My interest in reductive explanation arises from my PhD research on fundamentality: the idea that there is a level of basic scientific facts on which all facts are grounded. A key question I set out to answer is how we can distinguish the fundamental level from the non-fundamental level. For example, if we are considering a Newtonian world (a world in which Newtonian mechanics is true), by what criteria do we say that facts involving only atoms and their basic physical properties are fundamental, whereas facts involving composite objects and their high-level properties are non-fundamental? My dissertation answers this question by defending two claims about fundamentality: that fundamentality is closely linked to reductive explanation; and that reductive explanation is best understood in terms of a priori entailment.

Reductive explanations are a type of explanation common in the sciences, which enable us to understand why features of the explananda exist in worlds containing the explanantia. In doing so, they illuminate why the explananda are grounded in the more fundamental explanantia.
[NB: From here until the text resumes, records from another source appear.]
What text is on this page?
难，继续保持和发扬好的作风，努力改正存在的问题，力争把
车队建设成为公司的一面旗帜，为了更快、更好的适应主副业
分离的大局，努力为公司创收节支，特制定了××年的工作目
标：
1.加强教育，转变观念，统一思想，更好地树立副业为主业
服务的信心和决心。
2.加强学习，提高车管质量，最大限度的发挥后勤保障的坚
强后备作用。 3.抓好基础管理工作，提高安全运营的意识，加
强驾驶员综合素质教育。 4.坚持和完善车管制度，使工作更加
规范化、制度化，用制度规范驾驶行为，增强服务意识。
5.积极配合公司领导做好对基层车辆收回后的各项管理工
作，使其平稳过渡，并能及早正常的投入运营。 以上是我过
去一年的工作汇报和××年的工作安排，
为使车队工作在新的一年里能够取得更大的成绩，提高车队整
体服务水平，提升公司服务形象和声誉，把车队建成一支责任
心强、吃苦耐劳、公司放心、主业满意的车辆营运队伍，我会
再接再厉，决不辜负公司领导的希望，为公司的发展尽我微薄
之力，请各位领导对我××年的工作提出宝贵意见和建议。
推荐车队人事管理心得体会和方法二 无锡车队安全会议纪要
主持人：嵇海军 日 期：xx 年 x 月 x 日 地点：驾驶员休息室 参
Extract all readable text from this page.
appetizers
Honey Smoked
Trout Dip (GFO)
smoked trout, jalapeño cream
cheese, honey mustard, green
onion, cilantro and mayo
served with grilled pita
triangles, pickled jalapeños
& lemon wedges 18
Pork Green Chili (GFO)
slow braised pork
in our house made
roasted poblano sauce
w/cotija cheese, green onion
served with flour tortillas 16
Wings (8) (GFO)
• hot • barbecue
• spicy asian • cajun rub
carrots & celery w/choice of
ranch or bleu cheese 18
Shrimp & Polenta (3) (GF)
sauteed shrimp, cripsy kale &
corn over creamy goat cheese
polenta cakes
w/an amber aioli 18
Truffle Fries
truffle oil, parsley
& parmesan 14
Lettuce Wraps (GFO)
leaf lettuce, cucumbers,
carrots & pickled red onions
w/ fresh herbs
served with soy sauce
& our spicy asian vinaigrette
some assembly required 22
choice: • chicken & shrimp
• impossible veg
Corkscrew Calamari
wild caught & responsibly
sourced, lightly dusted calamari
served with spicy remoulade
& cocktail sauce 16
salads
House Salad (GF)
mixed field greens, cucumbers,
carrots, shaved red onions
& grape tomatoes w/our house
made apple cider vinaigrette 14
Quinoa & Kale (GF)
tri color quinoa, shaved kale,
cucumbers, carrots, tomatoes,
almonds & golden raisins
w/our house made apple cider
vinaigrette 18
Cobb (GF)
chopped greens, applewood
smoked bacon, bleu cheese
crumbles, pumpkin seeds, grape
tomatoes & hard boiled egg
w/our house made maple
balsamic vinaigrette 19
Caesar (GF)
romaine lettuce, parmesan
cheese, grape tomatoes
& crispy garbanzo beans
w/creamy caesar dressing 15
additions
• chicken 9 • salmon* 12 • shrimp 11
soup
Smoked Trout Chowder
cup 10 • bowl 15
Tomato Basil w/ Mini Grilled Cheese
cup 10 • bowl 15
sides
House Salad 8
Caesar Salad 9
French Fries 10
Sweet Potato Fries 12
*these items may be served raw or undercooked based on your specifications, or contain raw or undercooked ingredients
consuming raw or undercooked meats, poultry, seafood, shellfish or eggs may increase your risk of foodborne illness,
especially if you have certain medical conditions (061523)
Thus, we can say that non-fundamental facts involving Newtonian composites and their properties obtain in virtue of fundamental facts involving Newtonian atoms and their properties, provided that the former can be reductively explained in terms of the latter (and not vice versa).

Given this account of fundamentality, an adequate account of reductive explanation will advance our philosophical understanding of fundamentality. My dissertation evaluates deducibility theories of reductive explanation. Roughly, deducibility theories state that X reductively explains Y if and only if Y is deducible from X in conjunction with additional assumptions Z. Different deducibility theories will provide different accounts of deduction, and different accounts of the content of Z. In my PhD I used case studies of reductions in physics to problematize one class of deducibility theories and to defend another. I argued that modern Nagelian theories of reduction (such as the Generalised Nagel-Schaffner model) struggle to model these reductive explanations. Meanwhile, I argued that a priori entailment based theories successfully model and better illuminate these explanations. I have recently published these ideas in light of one of my case studies, the reductive explanation of mass additivity:

2015. ‘Mass Additivity and A Priori Entailment’, Synthese 192(5):1373-1392. (Published version, Preprint)

This research is also discussed in section 6.15 of David Chalmers’ (2012) Constructing the World (Oxford University Press).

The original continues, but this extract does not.